AI Generated Art

see also Atlantic counter to Ted Chiang on AI

Some thoughts on AI after reading Ted Chiang’s Why A.I. Isn’t Going to Make Art_

Art, like writing, involves a thousands of decisions at every stage of its production. Generative AI substitutes generic statistically average conclusions for each of those decisions. The result, while readable, is bland.

Some kinds of writing—business memos, especially the kind that require a quick summary of a meeting—sure, you can replace that with AI. But have you really replaced anything of importance? Maybe the meeting, or the email, should have been avoided entirely.

The quality of writing is proportional to the time it takes to create. Nothing is gained when an LLM converts your rough outline notes into long-form prose, only for the reader to apply his own LLM to summarize it back into an outline.

Just make better prompts! say the enthusiasts. And sure, with enough detailed prompts maybe that bland AI-generated novel could resemble something worth reading. But if you supply 100,000 words of prompts to get a 100,000 word novel, are you better off?

Consider my thesis, that ultimately AI-generated content will be prized for its clarity and readability and that human authors will need to compete based on their humanity. That’s true, in the sense that people will want to read authentic prose and that Wikipedia isn’t all there is to worthwhile writing.

I’ll push back against one of the author’s assertions, that language is communication. No, it’s coordination. My heartfelt Mothers Day card is not about communicating my love; it’s about coordinating with my mother so that we are both on the same page regarding my relationship with her.
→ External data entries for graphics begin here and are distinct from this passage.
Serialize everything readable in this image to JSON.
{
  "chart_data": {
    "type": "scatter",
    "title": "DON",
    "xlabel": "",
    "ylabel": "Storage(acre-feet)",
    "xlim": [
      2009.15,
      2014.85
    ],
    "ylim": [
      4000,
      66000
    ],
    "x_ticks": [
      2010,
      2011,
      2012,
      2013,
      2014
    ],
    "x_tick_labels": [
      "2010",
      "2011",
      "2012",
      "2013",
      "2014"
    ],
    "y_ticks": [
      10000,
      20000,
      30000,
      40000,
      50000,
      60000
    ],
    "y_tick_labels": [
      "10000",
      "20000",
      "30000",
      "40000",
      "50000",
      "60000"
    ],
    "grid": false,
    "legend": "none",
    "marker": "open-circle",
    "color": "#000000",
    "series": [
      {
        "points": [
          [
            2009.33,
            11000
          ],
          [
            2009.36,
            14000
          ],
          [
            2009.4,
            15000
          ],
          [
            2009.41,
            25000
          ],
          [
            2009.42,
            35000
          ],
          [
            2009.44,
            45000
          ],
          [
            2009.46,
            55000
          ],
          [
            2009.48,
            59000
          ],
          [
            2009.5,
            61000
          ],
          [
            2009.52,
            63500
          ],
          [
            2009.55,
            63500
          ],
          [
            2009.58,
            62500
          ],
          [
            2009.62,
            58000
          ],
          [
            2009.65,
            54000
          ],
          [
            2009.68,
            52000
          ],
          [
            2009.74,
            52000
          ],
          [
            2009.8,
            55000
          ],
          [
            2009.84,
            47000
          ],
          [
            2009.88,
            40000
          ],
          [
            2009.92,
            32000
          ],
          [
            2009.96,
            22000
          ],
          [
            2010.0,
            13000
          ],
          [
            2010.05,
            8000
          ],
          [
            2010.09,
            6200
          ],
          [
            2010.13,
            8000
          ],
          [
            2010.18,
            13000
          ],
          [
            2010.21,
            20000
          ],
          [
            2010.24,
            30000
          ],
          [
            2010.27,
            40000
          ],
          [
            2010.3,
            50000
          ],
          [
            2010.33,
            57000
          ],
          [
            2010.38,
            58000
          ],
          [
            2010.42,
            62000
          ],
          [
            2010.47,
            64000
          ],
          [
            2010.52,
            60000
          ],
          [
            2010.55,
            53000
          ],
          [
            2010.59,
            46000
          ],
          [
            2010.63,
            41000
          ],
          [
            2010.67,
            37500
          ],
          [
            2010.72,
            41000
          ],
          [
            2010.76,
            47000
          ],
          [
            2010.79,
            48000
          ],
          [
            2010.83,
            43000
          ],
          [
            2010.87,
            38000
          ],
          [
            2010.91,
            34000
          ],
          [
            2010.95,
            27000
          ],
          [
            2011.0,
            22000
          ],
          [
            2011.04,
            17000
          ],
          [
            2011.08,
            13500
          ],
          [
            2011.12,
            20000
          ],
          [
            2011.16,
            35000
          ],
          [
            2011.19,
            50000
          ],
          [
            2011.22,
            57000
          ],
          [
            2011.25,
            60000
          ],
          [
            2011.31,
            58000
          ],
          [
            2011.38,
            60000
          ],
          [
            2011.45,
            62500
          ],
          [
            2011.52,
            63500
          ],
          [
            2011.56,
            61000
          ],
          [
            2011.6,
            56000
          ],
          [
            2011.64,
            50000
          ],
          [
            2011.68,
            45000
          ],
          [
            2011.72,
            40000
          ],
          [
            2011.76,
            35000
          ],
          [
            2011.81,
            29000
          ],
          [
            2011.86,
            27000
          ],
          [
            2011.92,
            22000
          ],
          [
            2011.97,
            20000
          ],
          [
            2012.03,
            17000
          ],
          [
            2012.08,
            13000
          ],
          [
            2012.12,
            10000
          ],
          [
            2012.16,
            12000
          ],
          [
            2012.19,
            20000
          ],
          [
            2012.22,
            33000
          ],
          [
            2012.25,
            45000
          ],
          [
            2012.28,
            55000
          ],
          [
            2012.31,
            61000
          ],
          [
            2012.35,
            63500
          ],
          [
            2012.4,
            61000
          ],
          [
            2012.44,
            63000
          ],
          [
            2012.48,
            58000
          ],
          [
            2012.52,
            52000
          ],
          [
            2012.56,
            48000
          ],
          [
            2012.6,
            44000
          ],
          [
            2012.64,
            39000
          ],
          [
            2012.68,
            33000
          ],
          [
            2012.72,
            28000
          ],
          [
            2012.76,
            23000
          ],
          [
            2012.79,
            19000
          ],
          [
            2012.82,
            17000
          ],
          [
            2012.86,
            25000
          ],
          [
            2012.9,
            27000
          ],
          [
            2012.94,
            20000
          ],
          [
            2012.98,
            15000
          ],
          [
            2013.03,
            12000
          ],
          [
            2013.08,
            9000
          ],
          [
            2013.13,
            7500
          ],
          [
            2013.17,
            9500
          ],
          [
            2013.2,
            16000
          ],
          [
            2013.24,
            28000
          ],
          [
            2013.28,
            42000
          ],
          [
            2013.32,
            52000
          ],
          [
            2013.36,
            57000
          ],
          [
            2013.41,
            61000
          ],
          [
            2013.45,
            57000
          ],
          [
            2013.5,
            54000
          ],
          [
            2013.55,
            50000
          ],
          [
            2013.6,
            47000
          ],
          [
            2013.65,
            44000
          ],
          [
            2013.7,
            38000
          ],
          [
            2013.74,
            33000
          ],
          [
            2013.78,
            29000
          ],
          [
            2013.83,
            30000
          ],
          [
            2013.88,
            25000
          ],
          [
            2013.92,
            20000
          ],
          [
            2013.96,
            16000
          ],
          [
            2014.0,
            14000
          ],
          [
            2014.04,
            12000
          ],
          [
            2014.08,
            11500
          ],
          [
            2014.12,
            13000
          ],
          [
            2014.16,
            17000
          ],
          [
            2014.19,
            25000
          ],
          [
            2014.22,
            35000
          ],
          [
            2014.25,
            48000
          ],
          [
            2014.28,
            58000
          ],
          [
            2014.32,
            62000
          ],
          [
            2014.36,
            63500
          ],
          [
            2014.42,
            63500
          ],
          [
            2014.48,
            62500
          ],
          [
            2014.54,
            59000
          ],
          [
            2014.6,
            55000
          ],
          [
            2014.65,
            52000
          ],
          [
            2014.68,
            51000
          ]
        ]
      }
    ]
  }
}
An auto-complete algorithm might be able to communicate something to people, but it can’t coordinate anymore than the tail light on the car ahead of you is coordinating.

Quotes Worth Repeating

Many novelists have had the experience of being approached by someone convinced that they have a great idea for a novel, which they are willing to share in exchange for a fifty-fifty split of the proceeds. Such a person inadvertently reveals that they think formulating sentences is a nuisance rather than a fundamental part of storytelling in prose. Generative A.I. appeals to people who think they can express themselves in a medium without actually working in that medium.

As the linguist Emily M. Bender has noted, teachers don’t ask students to write essays because the world needs more student essays. The point of writing essays is to strengthen students’ critical-thinking skills; in the same way that lifting weights is useful no matter what sport an athlete plays

The computer scientist François Chollet has proposed the following distinction: skill is how well you perform at a task, while intelligence is how efficiently you gain new skills.

The task that generative A.I. has been most successful at is lowering our expectations, both of the things we read and of ourselves when we write anything for others to read. It is a fundamentally dehumanizing technology because it treats us as less than what we are: creators and apprehenders of meaning. It reduces the amount of intention in the world.